「大丈夫ニャ…?」熱と頭痛で苦しんでいたら、こめかみをずっとペロペロしてくれた元保護猫 一緒に暮らして「優しさ」を知った

■通い猫が産んだ子猫

みかんちゃん(メス・1歳)は、東京都に住む佐々木さんの知人宅に通っていた猫が産んだ子猫だった。知人宅は栃木県にあったのだが、母猫は身重になるとしばらく姿を消した。ある日、道端で子猫を連れていたところを見かけて、「うちにおいで」と声をかけたら、その猫は3時間かけて、5匹の子猫を1匹ずつ咥えて運んできたという。そのうちの1匹がみかんちゃんだった。2021年5月頃、どうやら近所の不衛生な廃屋の暗闇で出産したようだった。

佐々木さんは猫には全く関心がなく、知人から子猫の話をされても何も興味もそそられなかった。2021年6月に引っ越したら、たまたまそのマンションが犬猫飼育OKで、そのことを知人に話すと、「子猫たちの引き取り手がおらず困っている」と言われた。

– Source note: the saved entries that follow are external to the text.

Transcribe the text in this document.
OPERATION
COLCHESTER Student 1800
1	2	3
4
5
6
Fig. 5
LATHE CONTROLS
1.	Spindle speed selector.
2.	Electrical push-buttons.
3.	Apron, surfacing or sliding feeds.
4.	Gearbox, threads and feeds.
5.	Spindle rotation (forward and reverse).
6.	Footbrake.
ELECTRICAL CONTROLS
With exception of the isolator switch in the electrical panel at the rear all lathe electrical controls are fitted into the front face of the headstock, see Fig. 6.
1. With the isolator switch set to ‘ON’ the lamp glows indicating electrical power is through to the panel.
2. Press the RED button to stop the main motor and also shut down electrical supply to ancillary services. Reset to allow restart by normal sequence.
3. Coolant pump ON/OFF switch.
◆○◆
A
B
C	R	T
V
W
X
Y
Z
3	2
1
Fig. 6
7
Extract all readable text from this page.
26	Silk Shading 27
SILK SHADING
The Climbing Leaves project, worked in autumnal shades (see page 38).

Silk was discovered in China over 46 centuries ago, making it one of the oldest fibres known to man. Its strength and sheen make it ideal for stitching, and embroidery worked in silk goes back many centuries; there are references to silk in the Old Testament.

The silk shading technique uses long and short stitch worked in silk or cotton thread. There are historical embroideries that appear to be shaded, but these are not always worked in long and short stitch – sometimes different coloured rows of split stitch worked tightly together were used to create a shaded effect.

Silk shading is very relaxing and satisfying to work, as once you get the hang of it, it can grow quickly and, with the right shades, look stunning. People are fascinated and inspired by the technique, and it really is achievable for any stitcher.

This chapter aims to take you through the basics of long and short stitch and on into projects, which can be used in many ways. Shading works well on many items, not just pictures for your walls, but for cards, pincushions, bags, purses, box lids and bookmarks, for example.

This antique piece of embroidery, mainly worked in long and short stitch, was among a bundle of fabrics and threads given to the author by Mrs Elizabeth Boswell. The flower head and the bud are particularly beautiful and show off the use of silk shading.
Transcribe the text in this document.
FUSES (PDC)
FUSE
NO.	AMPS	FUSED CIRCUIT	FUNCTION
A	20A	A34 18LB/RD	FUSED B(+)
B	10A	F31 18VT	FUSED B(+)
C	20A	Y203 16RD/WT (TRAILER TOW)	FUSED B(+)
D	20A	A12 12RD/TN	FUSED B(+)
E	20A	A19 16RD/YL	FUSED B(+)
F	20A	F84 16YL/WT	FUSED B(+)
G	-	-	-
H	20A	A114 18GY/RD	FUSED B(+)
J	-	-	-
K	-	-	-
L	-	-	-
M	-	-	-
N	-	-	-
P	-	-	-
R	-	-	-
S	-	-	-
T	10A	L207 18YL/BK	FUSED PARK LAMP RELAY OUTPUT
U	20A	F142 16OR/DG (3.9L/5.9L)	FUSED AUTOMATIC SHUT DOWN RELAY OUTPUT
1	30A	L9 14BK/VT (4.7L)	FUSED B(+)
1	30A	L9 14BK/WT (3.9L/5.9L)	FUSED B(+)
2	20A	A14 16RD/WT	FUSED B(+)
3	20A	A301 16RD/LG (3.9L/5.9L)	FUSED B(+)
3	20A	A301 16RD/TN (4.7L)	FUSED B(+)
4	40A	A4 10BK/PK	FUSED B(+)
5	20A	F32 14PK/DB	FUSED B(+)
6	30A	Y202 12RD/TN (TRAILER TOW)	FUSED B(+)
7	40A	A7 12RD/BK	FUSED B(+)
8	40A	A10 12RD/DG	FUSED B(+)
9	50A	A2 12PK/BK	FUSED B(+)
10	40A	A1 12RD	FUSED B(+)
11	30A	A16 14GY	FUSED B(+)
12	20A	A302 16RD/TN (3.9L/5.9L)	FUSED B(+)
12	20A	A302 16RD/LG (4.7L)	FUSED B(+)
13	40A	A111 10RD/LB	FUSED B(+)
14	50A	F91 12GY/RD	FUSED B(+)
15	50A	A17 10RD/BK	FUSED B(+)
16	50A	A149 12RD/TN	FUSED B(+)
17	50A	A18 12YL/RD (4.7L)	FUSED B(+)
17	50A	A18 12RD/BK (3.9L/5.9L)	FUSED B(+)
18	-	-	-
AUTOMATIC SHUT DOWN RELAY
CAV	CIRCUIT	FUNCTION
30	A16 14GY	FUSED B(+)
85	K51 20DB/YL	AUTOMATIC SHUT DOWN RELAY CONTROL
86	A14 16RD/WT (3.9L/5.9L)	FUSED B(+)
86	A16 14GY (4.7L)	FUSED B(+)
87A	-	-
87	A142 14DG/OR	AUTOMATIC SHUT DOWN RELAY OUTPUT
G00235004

「仕事で外出していることが多いので、安易にペットを飼うことは考えられず、お断りしたんです。でも、無下に断ることもできず、妥協案として5匹の写真を見せられた時に、『この子(みかん)が売れ残ったら、考えてもいい』と言ってしまったんです」

■最初はお互いイライラ

その後、思いがけずみかんちゃんだけが売れ残ってしまった。

「最後には知人のお母さんから、『人助けだと思って、引き取りなさい!』と半ば怒鳴られつつ説得され、無理矢理引き取ることになったのです(苦笑)」

佐々木さんは初めて猫を飼ったので、準備も大変だった。何を準備したらいいのか分からない中、たくさんのグッズやごはんを用意して、壁を引っ掻かないようにパネルで全面を覆い、暗中模索した。

2021年7月、みかんちゃんは佐々木さんと暮らし始めた。みかんちゃんはもともと元気な子で、わずかな隙間に好奇心たっぷりに興味を示すので、いつも気に留めていなければならなかった。

「当時はろくに外出もできなかったです。また、頭脳明晰、意志強固なので、コミュニケーションが取れるようになるまでは、私もみかんもイライラが大変でした。でも、半年くらいですっかり仲良しの同居人になりました」

たまたま子猫の頃の盛んに動く時期がコロナ禍の自粛期間で、仕事で外出したり人と会う機会が少なかったりしたので目が行き届いていたが、そうでなかったら飼うことができたかどうか、思い返しても自信がないという。

「子猫や赤ちゃんの動物を衝動的に『可愛い』と思って飼うのはお勧めできません。飼うには、人間の赤ちゃんを育てるくらいの覚悟が必要だと思います」

■最高の癒し

佐々木さんは、「みかんちゃんを迎えてから、猫にも気持ちがあり、考えがあり、そんな風にみかんを尊重していたら、弱者の気持ちが分かるようになり、人に対しても寛大になれるようになりました」と言う。仕事のことで悶々としていても、可愛い顔で無心に寝ていたり、遊びの催促をしてきたりするみかんちゃんは最高の癒し。夜、一緒に寝る時間が一番好きなんだという。

ある日、佐々木さんが熱を出して頭痛で苦しんでいたら、みかんちゃんはこめかみをずっとぺろぺろしてくれた。佐々木さんの表情や声音ひとつで、気遣いができるそうだ。

佐々木さんとみかんちゃんには、毎日15分間遊ぶというルールがある。佐々木さんが夕飯を食べ終えると、「遊んで」と催促が始まる。

「もちろん、時には面倒な時や時間に追われていることもありますが、みかんにもたくさんお留守番をさせてしまっているし、私のリセットのためにも大切な時間です」

留守番が長いのもかわいそうだが、何より佐々木さんがみかんちゃんに会いたくて、なるべく早く帰るようになったという。